Ichaboe Island is a 6.5 ha low-lying island, approximately 1.5 km off the Diamond Coast of Namibia and 48 km north of Lüderitz. On the western side of the island is a reef which offers some protection from Atlantic waves, although sea spray covers the island during storms. The island was once covered in over 7 m of bird-droppings (guano), which was quarried in the 19th and 20th-centuries for sale as manure. The rocky ground is now entirely exposed and the eastern side has some sandy areas. Annual rainfall is less than 10 mm and coastal fog is frequent.

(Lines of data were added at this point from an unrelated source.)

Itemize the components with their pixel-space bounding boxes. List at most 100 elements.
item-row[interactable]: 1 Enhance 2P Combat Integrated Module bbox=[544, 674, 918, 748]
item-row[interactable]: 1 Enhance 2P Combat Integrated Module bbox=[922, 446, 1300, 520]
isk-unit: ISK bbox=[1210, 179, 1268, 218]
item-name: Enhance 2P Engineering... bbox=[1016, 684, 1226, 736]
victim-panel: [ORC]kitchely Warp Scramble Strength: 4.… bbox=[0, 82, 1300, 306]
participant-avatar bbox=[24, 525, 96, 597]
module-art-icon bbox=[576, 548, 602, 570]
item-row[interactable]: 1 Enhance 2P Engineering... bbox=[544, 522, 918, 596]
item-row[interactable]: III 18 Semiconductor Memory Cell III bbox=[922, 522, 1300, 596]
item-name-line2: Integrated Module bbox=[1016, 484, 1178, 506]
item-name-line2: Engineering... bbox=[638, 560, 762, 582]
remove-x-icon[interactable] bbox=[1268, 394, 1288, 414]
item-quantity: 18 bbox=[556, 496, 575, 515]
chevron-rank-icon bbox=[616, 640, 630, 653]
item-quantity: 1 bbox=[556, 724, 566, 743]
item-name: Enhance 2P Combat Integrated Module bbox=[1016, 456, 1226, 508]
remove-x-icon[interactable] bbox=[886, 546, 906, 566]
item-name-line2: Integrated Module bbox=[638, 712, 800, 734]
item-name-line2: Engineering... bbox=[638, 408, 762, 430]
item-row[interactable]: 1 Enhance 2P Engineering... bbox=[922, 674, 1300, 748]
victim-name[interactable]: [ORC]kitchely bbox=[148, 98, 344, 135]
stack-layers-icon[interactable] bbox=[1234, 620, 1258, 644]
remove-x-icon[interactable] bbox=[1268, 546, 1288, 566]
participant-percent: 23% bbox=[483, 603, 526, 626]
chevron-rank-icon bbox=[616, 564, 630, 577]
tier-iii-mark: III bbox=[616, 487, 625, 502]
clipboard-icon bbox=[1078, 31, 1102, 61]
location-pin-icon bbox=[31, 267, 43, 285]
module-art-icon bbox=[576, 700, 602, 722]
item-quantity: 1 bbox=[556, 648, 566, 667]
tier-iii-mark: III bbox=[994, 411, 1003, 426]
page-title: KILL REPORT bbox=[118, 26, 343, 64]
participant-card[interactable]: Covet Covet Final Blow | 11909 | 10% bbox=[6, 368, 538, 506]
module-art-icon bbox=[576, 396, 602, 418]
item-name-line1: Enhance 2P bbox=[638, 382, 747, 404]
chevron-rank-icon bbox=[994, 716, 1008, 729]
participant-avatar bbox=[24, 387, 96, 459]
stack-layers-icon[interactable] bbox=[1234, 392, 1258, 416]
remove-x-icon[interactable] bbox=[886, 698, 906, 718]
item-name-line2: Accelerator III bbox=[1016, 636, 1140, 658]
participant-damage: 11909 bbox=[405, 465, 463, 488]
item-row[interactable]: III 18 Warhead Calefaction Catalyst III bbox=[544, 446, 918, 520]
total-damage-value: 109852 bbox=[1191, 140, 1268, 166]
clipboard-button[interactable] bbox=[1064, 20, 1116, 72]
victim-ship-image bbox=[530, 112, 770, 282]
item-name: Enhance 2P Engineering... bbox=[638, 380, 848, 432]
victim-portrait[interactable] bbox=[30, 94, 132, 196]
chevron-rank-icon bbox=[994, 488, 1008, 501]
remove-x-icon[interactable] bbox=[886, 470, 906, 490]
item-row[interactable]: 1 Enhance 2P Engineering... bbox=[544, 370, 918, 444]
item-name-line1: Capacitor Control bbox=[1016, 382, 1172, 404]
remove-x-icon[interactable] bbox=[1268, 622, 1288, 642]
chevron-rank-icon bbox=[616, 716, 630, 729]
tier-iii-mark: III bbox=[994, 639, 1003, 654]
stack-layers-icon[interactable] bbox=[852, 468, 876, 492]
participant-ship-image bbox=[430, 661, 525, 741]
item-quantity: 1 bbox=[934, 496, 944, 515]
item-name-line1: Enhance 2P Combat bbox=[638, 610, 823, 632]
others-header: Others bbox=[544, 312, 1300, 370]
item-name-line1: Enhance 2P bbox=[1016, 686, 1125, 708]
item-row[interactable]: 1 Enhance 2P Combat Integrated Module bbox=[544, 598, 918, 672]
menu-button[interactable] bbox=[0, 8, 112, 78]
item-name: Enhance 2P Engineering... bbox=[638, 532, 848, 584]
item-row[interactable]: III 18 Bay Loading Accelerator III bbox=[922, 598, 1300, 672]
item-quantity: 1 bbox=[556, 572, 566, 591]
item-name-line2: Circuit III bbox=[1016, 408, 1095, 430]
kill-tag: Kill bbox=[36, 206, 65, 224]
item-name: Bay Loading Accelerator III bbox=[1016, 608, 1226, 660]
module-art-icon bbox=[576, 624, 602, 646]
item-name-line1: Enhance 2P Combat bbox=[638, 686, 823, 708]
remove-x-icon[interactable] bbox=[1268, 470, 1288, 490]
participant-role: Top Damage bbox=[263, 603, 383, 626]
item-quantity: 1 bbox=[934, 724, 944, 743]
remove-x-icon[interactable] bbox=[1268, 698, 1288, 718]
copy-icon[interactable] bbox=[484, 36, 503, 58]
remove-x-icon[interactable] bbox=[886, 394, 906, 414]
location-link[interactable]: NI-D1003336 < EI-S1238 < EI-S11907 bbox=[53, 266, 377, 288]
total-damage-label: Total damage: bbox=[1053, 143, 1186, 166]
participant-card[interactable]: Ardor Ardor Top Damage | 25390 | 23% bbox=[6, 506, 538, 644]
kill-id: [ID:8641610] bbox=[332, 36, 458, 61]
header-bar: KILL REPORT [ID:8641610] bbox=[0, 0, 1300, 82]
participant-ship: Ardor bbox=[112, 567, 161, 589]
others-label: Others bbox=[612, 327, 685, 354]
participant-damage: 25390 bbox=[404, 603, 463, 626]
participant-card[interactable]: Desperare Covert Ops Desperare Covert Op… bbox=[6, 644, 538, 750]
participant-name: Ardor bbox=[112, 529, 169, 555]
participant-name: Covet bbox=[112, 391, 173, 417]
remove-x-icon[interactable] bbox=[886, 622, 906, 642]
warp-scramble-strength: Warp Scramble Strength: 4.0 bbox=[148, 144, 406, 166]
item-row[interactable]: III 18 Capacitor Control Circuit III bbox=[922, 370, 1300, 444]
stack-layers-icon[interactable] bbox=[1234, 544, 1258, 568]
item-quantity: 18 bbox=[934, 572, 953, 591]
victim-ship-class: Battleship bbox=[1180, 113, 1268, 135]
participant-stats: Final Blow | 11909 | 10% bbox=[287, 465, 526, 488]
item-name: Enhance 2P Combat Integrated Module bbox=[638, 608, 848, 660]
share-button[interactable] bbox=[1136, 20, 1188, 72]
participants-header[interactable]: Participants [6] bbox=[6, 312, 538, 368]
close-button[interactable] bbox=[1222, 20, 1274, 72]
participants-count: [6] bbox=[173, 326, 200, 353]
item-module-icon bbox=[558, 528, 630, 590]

Bird Life International recognizes Ichaboe Island along with other islands such as Mercury Island and the nearby coast as an Important Bird Area for their seabird colonies.

==History==
In the early 19th-century Ichaboe and other islands of the South African coast witnessed the guano rush, equivalent of the American gold rush. The island was once used for sealing and following a visit in 1828 by Captain Benjamin Morrell and the discovery of bird manure to depths of more than 7 m, the focus turned to the quarrying of guano. At one time more than 400 ships anchored off the island and shanty towns housed thousands of workers. Large-scale scraping and bagging of "white gold" began in 1843 and peaked two years later. The value was so great that competition was fierce; murder was committed over harvesting rights, and two British warships were dispatched to restore order over what became known as the "Great Guano War". Britain took possession of the island on 21 June 1861. Guano has been taken off the island regularly, and in 1880 and 1881, Ichaboe Guano was claimed to be the "richest and most fertilising guano imported into England" containing 12 to 13% ammonia and 27 to 30% guano phosphates. The island was administered by the Cape Provincial Administration of South Africa and became a nature reserve in 1987. The islands were returned to Namibia in 1994 and are managed by the Ministry of Fisheries and Marine Resources (MFMR). Ichaboe, along with Mercury and Possession Islands, have permanent residents who partake in research and conservation of the seabirds. Scraping of guano continues with concessions granted during the 1980s and in 2000 a wall was put up around the perimeter of the island. The wall was built to prevent winds blowing the guano into the sea and has a few entry points for penguins to access the breeding areas.

==Fauna==
Ichaboe regularly supports over 50,000 seabirds of at least eight species and is consequently one of the most important and densely packed seabird breeding in the world. The island holds 65% of the world's endangered Cape cormorant (Phalacrocorax capensis), despite the global population falling from 9,000 to less than 5,000 pairs over twenty years. Namibia is home to 4,000 of those pairs. The island is the most important location in the world for the near-threatened, crowned cormorant (Phalacrocorax coronatus), having 4% of the world's breeding population. Ichaboe also has large numbers of endangered African penguin (Spheniscus demersus) and the bank cormorant (Phalacrocorax neglectus), as well as the vulnerable Cape gannet (Morus capensis). Smaller numbers of kelp gull (Larus dominicanus) and African oystercatcher (Haematopus moquini) also breed here. Thousands of common tern (Sterna hirundo) and black tern (Chlidonias niger) may roost on the island.

Whales sighted off the island include the humpback whale (Megaptera novaeangliae) and southern right whale (Eubalaena australis). The cetaceans include, dusky dolphin (Lagenorhynchus obscurus), common bottlenose dolphin (Tursiops truncatus) and the endemic, Heaviside's dolphin (Cephalorhynchus heavisidii).